Tribunal Administratif de Rouen — Décision N° TA76-2402040

vendredi 18 octobre 2024

JuridictionTribunal Administratif de Rouen
SectionTribunal Administratif de Rouen
N° DossierTA76-2402040
TypeDécision
RecoursExcès de pouvoir
PublicationC
Formation4 ème Chambre

Résumé IA

Le Tribunal Administratif de Rouen a rejeté la requête de M. C A, ressortissant mexicain, qui contestait l'arrêté préfectoral du 29 avril 2024 refusant son titre de séjour, l'obligeant à quitter le territoire et fixant le pays de renvoi. Le tribunal a écarté le moyen d'incompétence du signataire, la délégation de signature au sous-préfet du Havre étant régulièrement publiée. Il a également jugé que le requérant n'apportait pas de précisions suffisantes sur les faits matériellement inexacts allégués. Enfin, le tribunal a considéré que la demande de titre de séjour sur le fondement de l'article L. 421-1 du CESEDA était incompatible avec l'accord franco-mexicain "vacances-travail", qui limite l'activité rémunérée à un accès accessoire aux vacances.

Texte intégral

Vu la procédure suivante :

Par une requête enregistrée le 24 mai 2024, M. E C A, représenté par Me Seyrek, demande au tribunal :

1°) d'annuler, pour excès de pouvoir, l'arrêté du 29 avril 2024 par lequel le préfet de la Seine-Maritime a rejeté sa demande de titre de séjour, lui a fait obligation de quitter le territoire français dans un délai de trente jours et a fixé le pays de renvoi de cette mesure d'éloignement ;

2°) d'enjoindre au préfet de la Seine-Maritime de lui délivrer un titre de séjour dans un délai d'un mois à compter de la notification du jugement, sous astreinte de 100 euros par jour de retard ;

3°) de mettre à la charge de l'Etat une somme de 2 000 euros au titre de l'article L. 761-1 du code de justice administrative.

Il soutient que :

La décision portant refus de titre de séjour :

- a été signée par une personne ne disposant pas d'une délégation de signature régulièrement publiée ;

- est fondée sur des faits matériellement inexacts ;

- méconnaît les dispositions de l'article L. 421-1 du code de l'entrée et du séjour des étrangers et du droit d'asile ;

- méconnaît les dispositions de l'article L. 423-23 du code de l'entrée et du séjour des étrangers et du droit d'asile ;

- méconnaît les dispositions de l'article L. 435-1 du code de l'entrée et du séjour des étrangers et du droit d'asile ;

- méconnaît les stipulations de l'article 8 de la convention européenne de sauvegarde des droits de l'homme et des libertés fondamentales ;

- est entachée d'une erreur manifeste d'appréciation.

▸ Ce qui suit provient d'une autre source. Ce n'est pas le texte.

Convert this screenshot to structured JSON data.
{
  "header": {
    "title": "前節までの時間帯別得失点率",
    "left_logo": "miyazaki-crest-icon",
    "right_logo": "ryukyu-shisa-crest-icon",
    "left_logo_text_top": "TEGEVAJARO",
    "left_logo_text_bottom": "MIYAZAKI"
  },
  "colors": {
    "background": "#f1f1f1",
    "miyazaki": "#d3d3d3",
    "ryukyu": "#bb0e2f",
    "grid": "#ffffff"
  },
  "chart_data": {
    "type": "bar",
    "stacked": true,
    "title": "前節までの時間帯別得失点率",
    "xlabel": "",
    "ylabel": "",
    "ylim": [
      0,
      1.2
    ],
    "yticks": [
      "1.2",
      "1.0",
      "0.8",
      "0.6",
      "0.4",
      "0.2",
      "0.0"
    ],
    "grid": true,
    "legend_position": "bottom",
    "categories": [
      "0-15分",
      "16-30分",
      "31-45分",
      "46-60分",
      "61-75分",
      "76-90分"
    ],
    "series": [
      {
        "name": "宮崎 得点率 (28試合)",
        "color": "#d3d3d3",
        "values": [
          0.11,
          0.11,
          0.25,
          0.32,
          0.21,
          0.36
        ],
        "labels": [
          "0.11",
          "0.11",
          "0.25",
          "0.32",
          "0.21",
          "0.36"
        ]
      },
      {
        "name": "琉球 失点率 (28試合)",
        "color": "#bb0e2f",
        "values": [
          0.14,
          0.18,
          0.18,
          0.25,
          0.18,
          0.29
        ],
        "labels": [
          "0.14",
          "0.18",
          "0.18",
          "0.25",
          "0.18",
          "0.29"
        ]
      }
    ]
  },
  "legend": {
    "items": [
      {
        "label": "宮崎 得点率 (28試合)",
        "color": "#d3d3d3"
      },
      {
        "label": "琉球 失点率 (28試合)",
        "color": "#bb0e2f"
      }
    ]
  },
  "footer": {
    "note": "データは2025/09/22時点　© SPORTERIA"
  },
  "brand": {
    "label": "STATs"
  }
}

La décision portant obligation de quitter le territoire français :

- est insuffisamment motivée ;

- méconnaît les stipulations de l'article 8 de la convention européenne de sauvegarde des droits de l'homme et des libertés fondamentales ;

- est entachée d'une erreur manifeste d'appréciation.

Par un mémoire en défense enregistré le 21 août 2024, le préfet de la Seine-Maritime conclut au rejet de la requête.

Il soutient qu'aucun des moyens de la requête n'est fondé.

Vu les autres pièces du dossier.

Vu :

- la convention européenne de sauvegarde des droits de l'homme et des libertés fondamentales ;

- l'accord du 15 avril 2016 entre le gouvernement F française et le gouvernement des Etats-Unis mexicains relatif au programme " vacances-travail " ;

- le code de l'entrée et du séjour des étrangers et du droit d'asile ;

- le code de justice administrative.

Les parties ont été régulièrement averties du jour de l'audience.

La présidente de la formation de jugement a dispensé la rapporteure publique, sur sa proposition, de prononcer des conclusions à l'audience.

A été entendu au cours de l'audience publique le rapport de M. Cotraud, premier conseiller.

Les parties n'étaient pas présentes, ni représentées.

Considérant ce qui suit :

1. M. E C A, ressortissant mexicain né le 25 mars 1994, est entré en France le 12 avril 2023, muni de son passeport revêtu d'un visa de long séjour portant la mention " vacances-travail ", valable du 1er avril 2023 au 1er avril 2024. L'intéressé a sollicité, le 22 janvier 2024, un titre de séjour sur le fondement de l'article L. 421-1 du code de l'entrée et du séjour des étrangers et du droit d'asile. Par l'arrêté attaqué du 29 avril 2024, le préfet de la Seine-Maritime a rejeté cette demande, a fait obligation à M. C A de quitter le territoire français dans un délai de trente jours et a fixé le pays de renvoi de cette mesure d'éloignement.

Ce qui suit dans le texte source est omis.